Question

The normal boiling point of a substance is defined to be the temperature at which the liquid phase of the substance is in equilibrium with the gas phase at 1 atm pressure. The normal boiling point of methanol is 80oC and ∆H vap = 38 kJ/mol.

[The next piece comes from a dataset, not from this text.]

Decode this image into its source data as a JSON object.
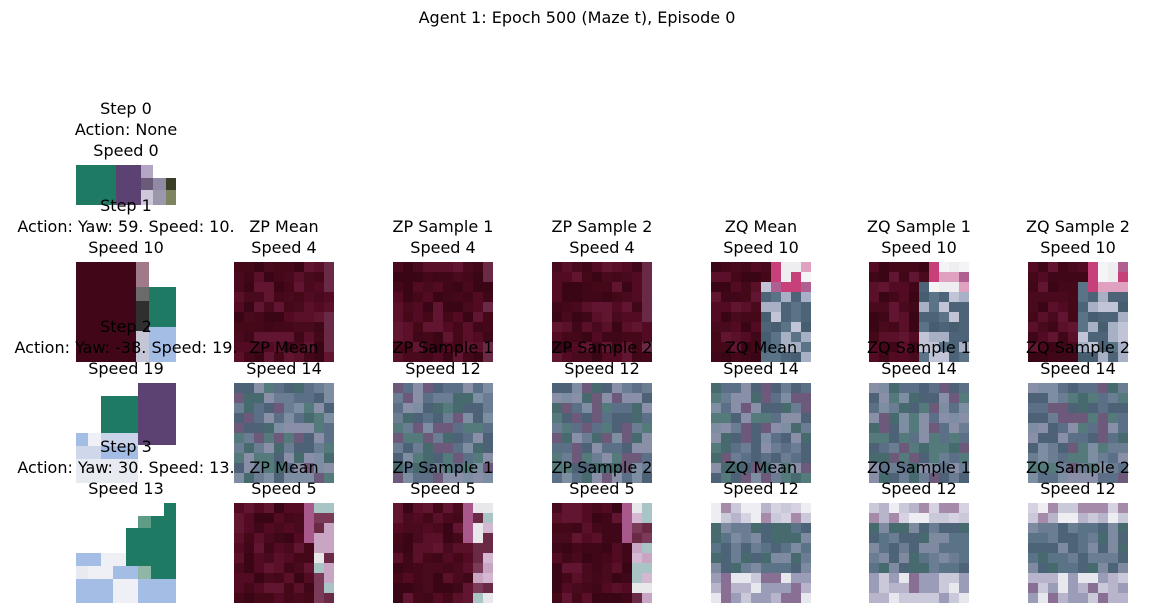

What is the ∆Scrap value

Answer 1

ΔSv = 0.1075 KJ/mol.K

Step-by-step explanation:

Binary solution:

∴ a: solvent

∴ b: solute

in equilibrium:

• μ*(g) = μ(l) = μ* +RTLnXa....chemical potential (μ)

⇒ Ln (1 - Xb) = ΔG/RT

∴ ΔG = ΔHv - TΔSv

⇒ Ln(1 -Xb) = ΔHv/RT - ΔSv/R

∴ Xb → 0:

⇒ Ln(1) = ΔHv/RT - ΔSv/R

∴ T = T*b....normal boiling point

⇒ 0 = ΔHv/RT*b - ΔSv/R

⇒ ΔSv = (R)(ΔHv/RT*b)

⇒ ΔSv = ΔHv/T*b

∴ T*b = 80°C ≅ 353 K

⇒ ΔSv = (38 KJ/mol)/(353 K)

⇒ ΔSv = 0.1075 KJ/mol.K